McConnell and “Bending the Law”: McConnell's testimony concerning his article “Breaking the Law, Bending the Law” only heightened concerns about whether he would fully enforce laws and legal opinions with which he passionately disagrees. McConnell tried to claim that his article was mostly critical of Judge Sprizzo, who acquitted two defendants who had obstructed an abortion clinic driveway on several occasions in violation of FACE and a court injunction. As Senator Schumer noted, however, McConnell’s praised Sprizzo, stating that “one cannot help admiring the judge’s act” that reflected “courage in defense of conscience.” (PFAW Report at 32.) While not advocating that judges break the law, in the article McConnell clearly endorsed “bending the law,” stating that Judge Sprizzo should have imposed a slap on the wrist such as a $50 fine for trespass. In response to Senator Schumer, McConnell at his hearing suggested that he was not aware that the defendants in the case had been repeat violators and would consider whether gradations of punishment might be appropriate.

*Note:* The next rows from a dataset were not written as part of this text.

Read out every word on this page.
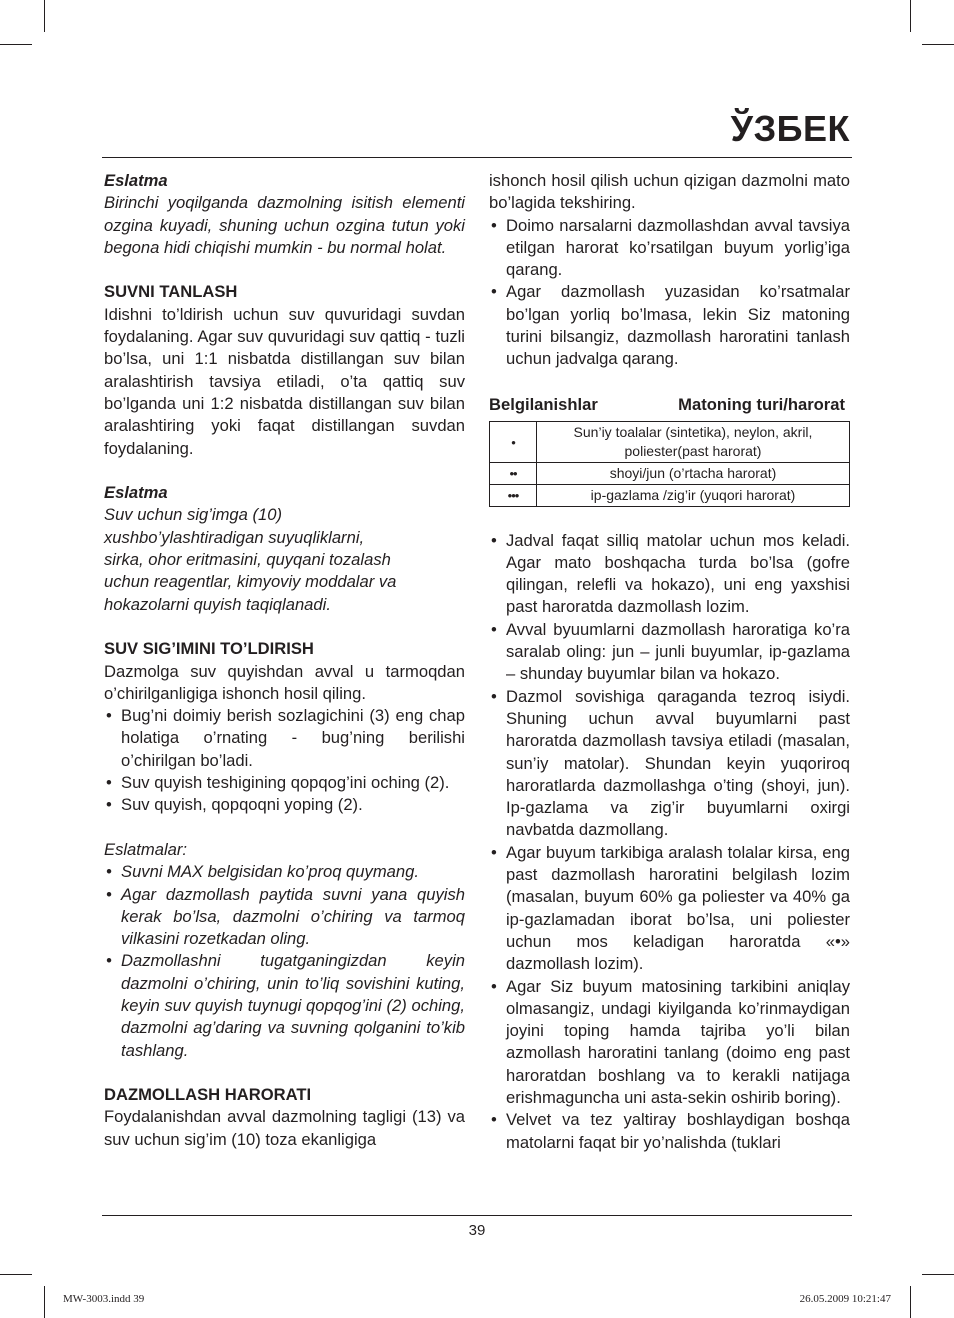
ЎЗБЕК

Eslatma

Birinchi yoqilganda dazmolning isitish elementi ozgina kuyadi, shuning uchun ozgina tutun yoki begona hidi chiqishi mumkin - bu normal holat.

SUVNI TANLASH

Idishni to’ldirish uchun suv quvuridagi suvdan foydalaning. Agar suv quvuridagi suv qattiq - tuzli bo’lsa, uni 1:1 nisbatda distillangan suv bilan aralashtirish tavsiya etiladi, o’ta qattiq suv bo’lganda uni 1:2 nisbatda distillangan suv bilan aralashtiring yoki faqat distillangan suvdan foydalaning.

Eslatma

Suv uchun sig’imga (10)
xushbo’ylashtiradigan suyuqliklarni,
sirka, ohor eritmasini, quyqani tozalash
uchun reagentlar, kimyoviy moddalar va
hokazolarni quyish taqiqlanadi.

SUV SIG’IMINI TO’LDIRISH

Dazmolga suv quyishdan avval u tarmoqdan o’chirilganligiga ishonch hosil qiling.

• Bug’ni doimiy berish sozlagichini (3) eng chap holatiga o’rnating - bug’ning berilishi o’chirilgan bo’ladi.
• Suv quyish teshigining qopqog’ini oching (2).
• Suv quyish, qopqoqni yoping (2).

Eslatmalar:

• Suvni MAX belgisidan ko’proq quymang.
• Agar dazmollash paytida suvni yana quyish kerak bo’lsa, dazmolni o’chiring va tarmoq vilkasini rozetkadan oling.
• Dazmollashni tugatganingizdan keyin dazmolni o’chiring, unin to’liq sovishini kuting, keyin suv quyish tuynugi qopqog’ini (2) oching, dazmolni ag’daring va suvning qolganini to’kib tashlang.

DAZMOLLASH HARORATI

Foydalanishdan avval dazmolning tagligi (13) va suv uchun sig’im (10) toza ekanligiga

ishonch hosil qilish uchun qizigan dazmolni mato bo’lagida tekshiring.

• Doimo narsalarni dazmollashdan avval tavsiya etilgan harorat ko’rsatilgan buyum yorlig’iga qarang.
• Agar dazmollash yuzasidan ko’rsatmalar bo’lgan yorliq bo’lmasa, lekin Siz matoning turini bilsangiz, dazmollash haroratini tanlash uchun jadvalga qarang.
Belgilanishlar	Matoning turi/harorat
•	Sun’iy toalalar (sintetika), neylon, akril, poliester(past harorat)
••	shoyi/jun (o’rtacha harorat)
•••	ip-gazlama /zig’ir (yuqori harorat)
• Jadval faqat silliq matolar uchun mos keladi. Agar mato boshqacha turda bo’lsa (gofre qilingan, relefli va hokazo), uni eng yaxshisi past haroratda dazmollash lozim.
• Avval byuumlarni dazmollash haroratiga ko’ra saralab oling: jun – junli buyumlar, ip-gazlama – shunday buyumlar bilan va hokazo.
• Dazmol sovishiga qaraganda tezroq isiydi. Shuning uchun avval buyumlarni past haroratda dazmollash tavsiya etiladi (masalan, sun’iy matolar). Shundan keyin yuqoriroq haroratlarda dazmollashga o’ting (shoyi, jun). Ip-gazlama va zig’ir buyumlarni oxirgi navbatda dazmollang.
• Agar buyum tarkibiga aralash tolalar kirsa, eng past dazmollash haroratini belgilash lozim (masalan, buyum 60% ga poliester va 40% ga ip-gazlamadan iborat bo’lsa, uni poliester uchun mos keladigan haroratda «•» dazmollash lozim).
• Agar Siz buyum matosining tarkibini aniqlay olmasangiz, undagi kiyilganda ko’rinmaydigan joyini toping hamda tajriba yo’li bilan azmollash haroratini tanlang (doimo eng past haroratdan boshlang va to kerakli natijaga erishmaguncha uni asta-sekin oshirib boring).
• Velvet va tez yaltiray boshlaydigan boshqa matolarni faqat bir yo’nalishda (tuklari
39
MW-3003.indd 39	26.05.2009 10:21:47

However, the 2d Circuit opinion reviewing Judge Sprizzo's acquittal decision clearly stated that the defendants had physically obstructed the clinic driveway and been arrested for doing so on several occasions over five years (1990 to 1995) before the U.S. Attorney filed a civil complaint under FACE. United States v. Lynch, 162 F.3d 732, 733-34 (2d Cir. 1998).
McConnell and special rights for religion: McConnell claimed at his hearing that he advocates “neutral” treatment for religion. Yet even at his hearing, and in a number of writings, he has argued for special treatment for religious adherents to exempt them from important rules, even in cases where the Supreme Court has unanimously found that the rules do not burden religion. This includes civil rights rules as in Bob Jones, anti-bigamy laws, neutral sales tax provisions on the sale of merchandise, and minimum wage and hours rules protecting workers. (PFAW Report at 13-16.)

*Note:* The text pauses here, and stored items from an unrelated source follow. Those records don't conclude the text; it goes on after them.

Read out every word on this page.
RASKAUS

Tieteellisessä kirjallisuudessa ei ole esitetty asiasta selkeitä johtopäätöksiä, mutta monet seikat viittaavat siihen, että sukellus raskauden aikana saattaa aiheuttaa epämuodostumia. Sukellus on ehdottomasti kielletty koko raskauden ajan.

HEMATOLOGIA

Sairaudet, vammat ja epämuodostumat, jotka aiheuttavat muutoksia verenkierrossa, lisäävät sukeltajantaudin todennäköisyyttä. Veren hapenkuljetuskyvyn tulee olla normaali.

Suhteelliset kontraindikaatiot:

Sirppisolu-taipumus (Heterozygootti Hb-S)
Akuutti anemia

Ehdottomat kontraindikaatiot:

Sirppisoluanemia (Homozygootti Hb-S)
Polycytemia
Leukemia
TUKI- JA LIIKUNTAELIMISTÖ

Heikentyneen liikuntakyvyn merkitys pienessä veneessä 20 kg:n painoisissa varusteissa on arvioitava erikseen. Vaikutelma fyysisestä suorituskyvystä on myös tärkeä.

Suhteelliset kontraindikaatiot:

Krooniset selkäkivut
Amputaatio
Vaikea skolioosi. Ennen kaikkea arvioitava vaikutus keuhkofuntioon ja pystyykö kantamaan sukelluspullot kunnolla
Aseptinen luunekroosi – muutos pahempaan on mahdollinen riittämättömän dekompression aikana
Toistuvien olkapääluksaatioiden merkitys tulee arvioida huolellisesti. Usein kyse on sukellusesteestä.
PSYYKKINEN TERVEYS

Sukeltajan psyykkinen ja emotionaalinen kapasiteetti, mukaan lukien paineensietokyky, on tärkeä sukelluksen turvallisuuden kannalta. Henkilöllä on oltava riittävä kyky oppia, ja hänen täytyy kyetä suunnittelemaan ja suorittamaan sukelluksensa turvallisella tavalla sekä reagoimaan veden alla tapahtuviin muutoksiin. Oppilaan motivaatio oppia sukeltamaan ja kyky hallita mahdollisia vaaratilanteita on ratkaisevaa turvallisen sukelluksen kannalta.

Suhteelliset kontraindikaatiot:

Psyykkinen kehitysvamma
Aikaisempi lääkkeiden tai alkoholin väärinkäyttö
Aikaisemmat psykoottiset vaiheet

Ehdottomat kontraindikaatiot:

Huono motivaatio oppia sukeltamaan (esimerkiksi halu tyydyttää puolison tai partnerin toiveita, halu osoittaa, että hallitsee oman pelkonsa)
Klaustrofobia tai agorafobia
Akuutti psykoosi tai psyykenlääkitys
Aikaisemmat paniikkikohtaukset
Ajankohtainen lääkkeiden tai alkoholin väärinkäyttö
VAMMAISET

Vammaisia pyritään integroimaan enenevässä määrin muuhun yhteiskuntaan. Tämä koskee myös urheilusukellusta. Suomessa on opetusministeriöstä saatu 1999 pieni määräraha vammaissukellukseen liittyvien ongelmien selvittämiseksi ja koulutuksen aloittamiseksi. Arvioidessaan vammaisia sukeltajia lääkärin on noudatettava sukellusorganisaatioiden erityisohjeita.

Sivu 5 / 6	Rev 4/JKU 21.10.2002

McConnell and federalism and congressional laws protecting individual rights: McConnell pointed out at his hearing that he disagrees with the Supreme Court’s decision striking down a federal law protecting religious free exercise, which was based on “federalism” concerns. But he has applauded decisions striking down federal laws protecting women and the elderly as “cause for celebration” because they strengthened “federalism.” (PFAW Report at 10.) He praised the Court’s decision striking down key parts of the Violence Against Women Act and attacked Congress for passing it, claiming that it was a “redundant and symbolic statute, which only complicates the problem of crime.” (PFAW Report at 8.) He has asserted that much of Congress’ evidence in support of the law was “so false and distorted that it could serve as an update on How to Lie With Statistics.” (PFAW Report at 8.)